Yeah, I’m afraid. Timid. Scared of actually seeing things through. Made to believe that success is momentary and fortune smiles only on a chosen few. Someone, elsewhere, would be working on the same dreams I keep having; burning the midnight oil in pursuit of something dear, which I have so easily given up on for material returns. Someone, impervious to the cold stare of the public and unfazed by the mounting criticism, keeps moving towards his dreams, while I take refuge behind a mask of affected indifference.

Life seems so easy when one is ‘independent’, in the worldly terms. But is it real freedom? When materialism governs every facet of life, repenting at leisure becomes the order of the day. This vicious control of work over enjoyment encapsulates the very essence of a modern-day city life. I am free, but a prisoner to my senses. Carefully turned into a machine. A part of an equation, where my emotions, sentiments and reactions are all variables. The world has taken the responsibility upon itself of dictating what I can cherish, what I should hope for and look forward to, even as I clutch on to the illusion of freedom. But again, the question is who’s stopping me.

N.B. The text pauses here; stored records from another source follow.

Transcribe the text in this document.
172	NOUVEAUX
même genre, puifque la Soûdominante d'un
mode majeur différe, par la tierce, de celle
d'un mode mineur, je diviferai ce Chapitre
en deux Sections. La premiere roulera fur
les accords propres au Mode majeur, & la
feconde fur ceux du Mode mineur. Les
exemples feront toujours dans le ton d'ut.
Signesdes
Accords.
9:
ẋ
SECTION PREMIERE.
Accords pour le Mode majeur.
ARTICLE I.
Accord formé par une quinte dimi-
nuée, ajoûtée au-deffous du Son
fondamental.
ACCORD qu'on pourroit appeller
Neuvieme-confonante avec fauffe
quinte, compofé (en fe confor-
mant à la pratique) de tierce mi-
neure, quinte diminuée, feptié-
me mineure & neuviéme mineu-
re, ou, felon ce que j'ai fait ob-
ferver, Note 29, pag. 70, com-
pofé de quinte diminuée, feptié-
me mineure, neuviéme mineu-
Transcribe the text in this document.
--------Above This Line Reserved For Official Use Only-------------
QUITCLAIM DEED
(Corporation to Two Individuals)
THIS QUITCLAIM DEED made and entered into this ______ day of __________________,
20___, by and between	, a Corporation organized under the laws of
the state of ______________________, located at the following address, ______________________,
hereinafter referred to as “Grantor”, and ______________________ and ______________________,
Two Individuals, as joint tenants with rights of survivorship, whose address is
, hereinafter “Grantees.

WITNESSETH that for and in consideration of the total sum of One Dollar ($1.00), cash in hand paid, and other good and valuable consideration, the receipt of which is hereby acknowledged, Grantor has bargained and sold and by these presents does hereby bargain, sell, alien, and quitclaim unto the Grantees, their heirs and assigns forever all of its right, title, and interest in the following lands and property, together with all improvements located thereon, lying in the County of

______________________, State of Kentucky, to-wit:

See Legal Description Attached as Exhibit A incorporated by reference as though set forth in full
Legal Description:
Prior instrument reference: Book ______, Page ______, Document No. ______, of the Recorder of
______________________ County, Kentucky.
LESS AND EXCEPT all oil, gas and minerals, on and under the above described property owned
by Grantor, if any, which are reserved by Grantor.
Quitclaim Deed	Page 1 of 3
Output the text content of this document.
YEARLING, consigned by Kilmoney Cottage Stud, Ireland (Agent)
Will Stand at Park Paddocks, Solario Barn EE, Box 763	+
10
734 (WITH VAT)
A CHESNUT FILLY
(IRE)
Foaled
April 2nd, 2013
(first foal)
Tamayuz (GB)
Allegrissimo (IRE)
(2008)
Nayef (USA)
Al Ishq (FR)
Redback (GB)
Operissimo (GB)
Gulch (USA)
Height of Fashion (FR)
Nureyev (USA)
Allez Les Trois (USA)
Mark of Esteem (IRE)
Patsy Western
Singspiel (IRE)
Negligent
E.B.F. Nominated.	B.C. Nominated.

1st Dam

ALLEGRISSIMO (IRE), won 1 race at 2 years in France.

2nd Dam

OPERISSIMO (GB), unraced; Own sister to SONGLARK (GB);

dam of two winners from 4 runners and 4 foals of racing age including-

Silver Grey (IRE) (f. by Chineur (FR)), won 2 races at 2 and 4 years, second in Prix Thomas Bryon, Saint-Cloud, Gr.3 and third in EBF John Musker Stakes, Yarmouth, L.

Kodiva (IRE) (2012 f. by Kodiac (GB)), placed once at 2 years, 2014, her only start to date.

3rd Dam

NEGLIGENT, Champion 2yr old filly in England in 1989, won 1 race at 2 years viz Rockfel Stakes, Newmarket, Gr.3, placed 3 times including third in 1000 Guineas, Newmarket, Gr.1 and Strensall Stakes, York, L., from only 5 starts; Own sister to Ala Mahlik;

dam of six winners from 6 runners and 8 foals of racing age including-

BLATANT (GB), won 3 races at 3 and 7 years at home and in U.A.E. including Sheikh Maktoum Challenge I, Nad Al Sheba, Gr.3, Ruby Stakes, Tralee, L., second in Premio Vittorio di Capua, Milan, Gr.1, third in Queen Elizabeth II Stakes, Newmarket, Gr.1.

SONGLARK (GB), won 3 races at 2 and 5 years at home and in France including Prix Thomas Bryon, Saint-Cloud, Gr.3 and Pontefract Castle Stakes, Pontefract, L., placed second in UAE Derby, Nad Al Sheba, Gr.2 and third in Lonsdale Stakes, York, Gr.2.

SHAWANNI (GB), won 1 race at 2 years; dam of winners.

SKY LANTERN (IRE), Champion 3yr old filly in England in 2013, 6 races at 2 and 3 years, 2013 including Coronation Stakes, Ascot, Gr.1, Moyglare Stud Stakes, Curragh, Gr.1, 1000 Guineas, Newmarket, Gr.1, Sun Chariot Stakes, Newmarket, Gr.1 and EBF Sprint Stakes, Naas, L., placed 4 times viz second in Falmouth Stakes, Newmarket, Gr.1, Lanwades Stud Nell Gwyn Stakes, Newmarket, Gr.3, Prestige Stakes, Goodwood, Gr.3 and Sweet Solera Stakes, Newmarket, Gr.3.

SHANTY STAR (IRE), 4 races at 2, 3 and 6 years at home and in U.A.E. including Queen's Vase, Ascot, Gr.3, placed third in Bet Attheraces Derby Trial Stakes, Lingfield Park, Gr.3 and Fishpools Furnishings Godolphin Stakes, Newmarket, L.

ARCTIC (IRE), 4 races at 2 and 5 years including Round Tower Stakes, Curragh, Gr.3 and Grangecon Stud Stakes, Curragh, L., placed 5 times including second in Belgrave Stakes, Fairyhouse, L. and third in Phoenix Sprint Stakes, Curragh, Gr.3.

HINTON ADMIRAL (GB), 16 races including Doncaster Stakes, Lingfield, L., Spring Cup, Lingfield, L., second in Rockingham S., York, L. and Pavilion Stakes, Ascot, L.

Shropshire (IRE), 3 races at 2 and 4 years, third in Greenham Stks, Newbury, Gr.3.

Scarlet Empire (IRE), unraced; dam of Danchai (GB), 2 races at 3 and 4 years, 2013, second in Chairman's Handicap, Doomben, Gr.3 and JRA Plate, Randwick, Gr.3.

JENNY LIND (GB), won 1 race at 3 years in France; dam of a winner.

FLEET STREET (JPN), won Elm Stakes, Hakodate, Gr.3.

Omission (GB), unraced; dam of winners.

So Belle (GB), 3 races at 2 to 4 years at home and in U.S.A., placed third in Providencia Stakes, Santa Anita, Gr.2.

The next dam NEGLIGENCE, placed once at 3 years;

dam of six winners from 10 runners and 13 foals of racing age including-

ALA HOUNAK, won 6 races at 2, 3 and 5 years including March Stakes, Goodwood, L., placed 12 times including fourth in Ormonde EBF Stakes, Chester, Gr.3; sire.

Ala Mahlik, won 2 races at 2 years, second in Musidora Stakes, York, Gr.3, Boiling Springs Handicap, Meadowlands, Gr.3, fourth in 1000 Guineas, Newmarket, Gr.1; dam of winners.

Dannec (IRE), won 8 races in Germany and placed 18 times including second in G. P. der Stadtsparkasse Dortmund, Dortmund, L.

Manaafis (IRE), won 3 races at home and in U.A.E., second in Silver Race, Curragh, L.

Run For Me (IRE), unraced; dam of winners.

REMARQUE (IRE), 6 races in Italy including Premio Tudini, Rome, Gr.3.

In pursuit of happiness, we tend to ignore and forget the small joys that comprise life. Be it a small task of reading a book which you always meant to, but could not find time for, or that phone call you promised to your dear one, but forgot in the rush when a pressing matter presented itself. We have lost touch with nature and our loved ones. It’s our mindless pursuit of safety and security that clouds our minds and numbs our sensitivity. For most of us, cat fights and rat races are what provide meaning to life, which is otherwise devoid of purpose. We envy others, for we harbour a belief that we are more suited for the work they’re doing, little realising our own self-worth. We give up on hope, but latch on to all negative thoughts because most of us like someone to put all the blame on. We like to play the victims card, love to cry how fortune gave us a raw deal and like to multiply ‘what-ifs’.

I ask myself, is there a way out, all the while knowing that yes there is. Learning to live with fear does the trick, while keeping a low centre of gravity and not taking oneself too seriously are the primary ingredients. Realisation dawns after long night of introspection, hence, a clear definition of what one wants to attain in their life becomes all the more necessary, as such deep internal assessment imparts the knowledge necessary to understand that there are things a man cannot change, and learning to accept those is the doorway to bliss. The perfect balance between mind and body is attained only after understanding, which is the byproduct of internal churning. Negativity is only a state of mind, which can be altered by changing the thoughts. If one can live with fear, surely, living with hope cannot be that farfetched.